空前の大著「能楽大事典」 馬場あき子(歌人)
待望久しい「能楽大事典」の上梓が実現した。これほど詳しく、緻密で丁寧な心がとおっている事典は珍しい。能狂言に関する専門的な知識を共有財産としようという壮大な企図によって立てられた大小四千に上る項目はすべて五十音順に並ぶ。能狂言一番一番の曲趣はもちろん、面・装束から噺子の諸知識、能の構成の部位や謡の種類、能の小書きや狂言の子舞まで、故人も含めて役者のプロフィールもある。今日完成をみるまで四十年の歳月を要したという。項目の解説文の一つ一つが本当に能を愛する人のこだわり深い心をみせて終始衰えがないことも驚くべきことだ。濃密なページを繰りつつ、空前絶後の事典に出会っている喜びを感ずるのは私だけではないだろう。まさに心血を注いだ遺産としてこの書は能を愛する人、能を知ろうとする人の必見、必携の座右の書として、長く尊重されることを疑わない。
能を面白く見る事典 渡辺保(演劇評論家)
能を面白く見るにはどうしたらいいか、とよく聞かれる。その度に私は見に行く前にテキストを読むことを勧める。ところがテキストを読むと専門用語が多くて余計頭が痛くなるという。それならば専門用語をすっ飛ばしなさいという私はいう。一見乱暴に聞こえるかもしれないがなにより大事なのは、その曲がどういうドラマの骨格を持っているか、なにを表現しようとしているかだからである。なんの話か分らなければ話にならない。
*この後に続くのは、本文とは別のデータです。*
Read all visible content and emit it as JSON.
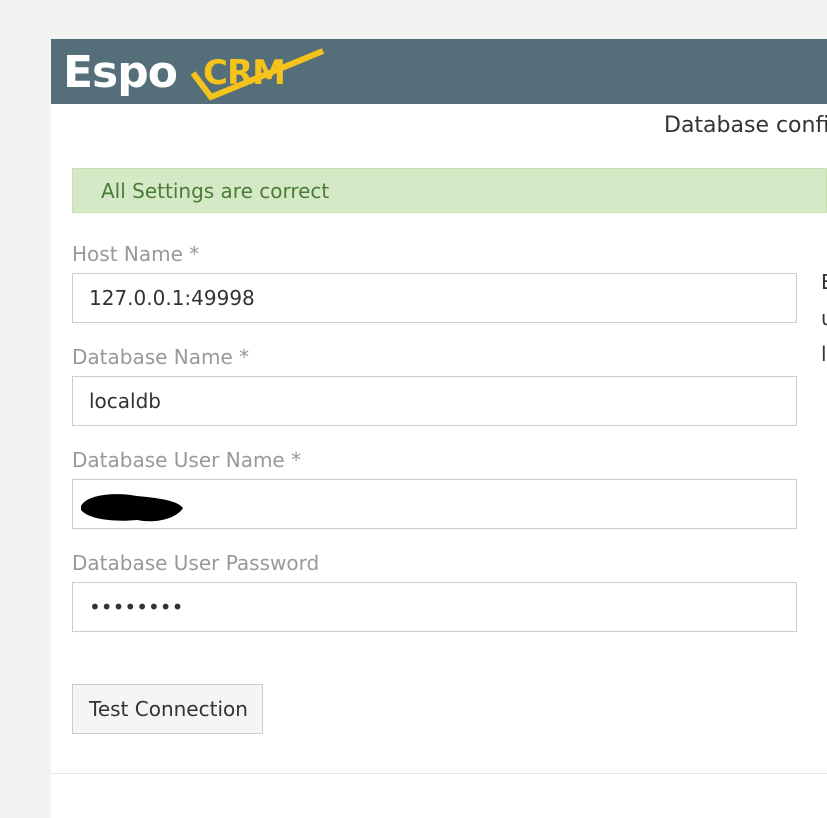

しかし、テキストを読み、舞台を見れば、多くの疑問が湧いてくるのも事実である。その時はじめて専門用語が問題になってくる。その疑問を解決してくれる辞書があればいいのに、と私はいつも思ってきた。
それも今日の最新の研究成果を踏まえた辞書があればどんなにいいか。
この本こそ、それに応える一冊。これからは能がさらに面白く、身近になるだろう。